The trio came to a stop at the foot of the porch. She closed the sketchbook and wedged the pencil between its pages. Her father gave Arthur an obscure half smile and then turned to Margot.

“Allow me to introduce Mrs. Agnelli, my new business partner.” He was speaking slowly and deliberately, giving his subtext ample time to sink in. “While we’re inside, I trust you’ll entertain her son, Tino.”

Tino gave what Egon Schiele might have deemed a smile.

“I’ll do my best,” Margot said.

Anders escorted the woman up the porch steps and into the house. Arthur exhaled loudly. Tino remained standing in the street, his gaze aimed sullenly at the treetops. Margot opened her sketchbook and began working again. The interruption was inconsequential, she told herself; she would return to her sketches undeterred. But the sudden urge to do something decisive and physical was too strong, so she drew back her hand and lined it up with the bucket. A slapping contest, as Ricketts would have said, that would send the abalone down into the dirt alongside the tentacle.

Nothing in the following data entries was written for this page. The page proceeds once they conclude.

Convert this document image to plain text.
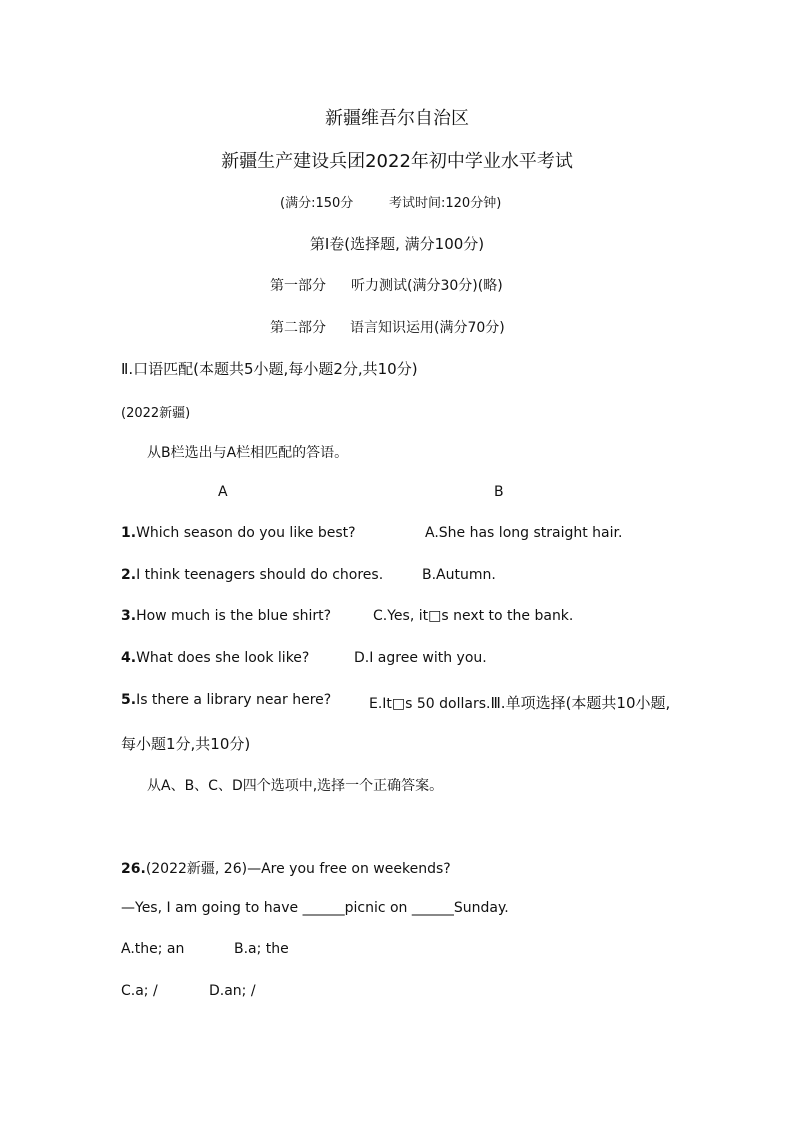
新疆维吾尔自治区
新疆生产建设兵团2022年初中学业水平考试
(满分:150分	考试时间:120分钟)
第Ⅰ卷(选择题, 满分100分)
第一部分 听力测试(满分30分)(略)
第二部分 语言知识运用(满分70分)
Ⅱ.口语匹配(本题共5小题,每小题2分,共10分)
(2022新疆)
从B栏选出与A栏相匹配的答语。
A	B
1.Which season do you like best?	A.She has long straight hair.
2.I think teenagers should do chores.	B.Autumn.
3.How much is the blue shirt?	C.Yes, it□s next to the bank.
4.What does she look like?	D.I agree with you.
5.Is there a library near here?	E.It□s 50 dollars.Ⅲ.单项选择(本题共10小题,
每小题1分,共10分)
从A、B、C、D四个选项中,选择一个正确答案。
26.(2022新疆, 26)—Are you free on weekends?
—Yes, I am going to have ______picnic on ______Sunday.
A.the; an	B.a; the
C.a; /	D.an; /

Before she could make contact, however, a cannery whistle was sounding and Arthur was jumping to his feet.

“I’ll be back,” he said.

“No hurry.”

“Tomorrow?”

“If we must.”

He gave a manic smile and what almost looked like a curtsy, then sprinted down the hill twice as fast as the neighboring workers. When he had disappeared from view, Tino cracked his neck and unbuttoned his topcoat with a flicker of his thin-fingered hand. One eye seemed to be studying her sketchbook while the other eye scanned the perimeter of the house.

“My mother’s people should stop torturing him.” He sighed. “He’ll end up just like my father.”

She remembered the Sicilian women with their cigarettes: a school of sharks toying with their next meal.

“Your mother owns the Del Mar cannery,” she guessed.

“Indeed.”

“Is my father buying that one, too?”

“Likely not.” He frowned. “But let’s find out for sure.”

Then, with an abrupt and reptilian speed, he was on the move: sprinting around the side of the house and disappearing within the rearmost branches of the bougainvillea. She stood and followed, the leaves scratching against her face. There was a window here, just above eye level.

“You’re bigger,” he said. “Help me up.”

“No.”

“Only for a moment. I need to see how they’re sitting.”

She squinted at him and then knelt down, hands basketed.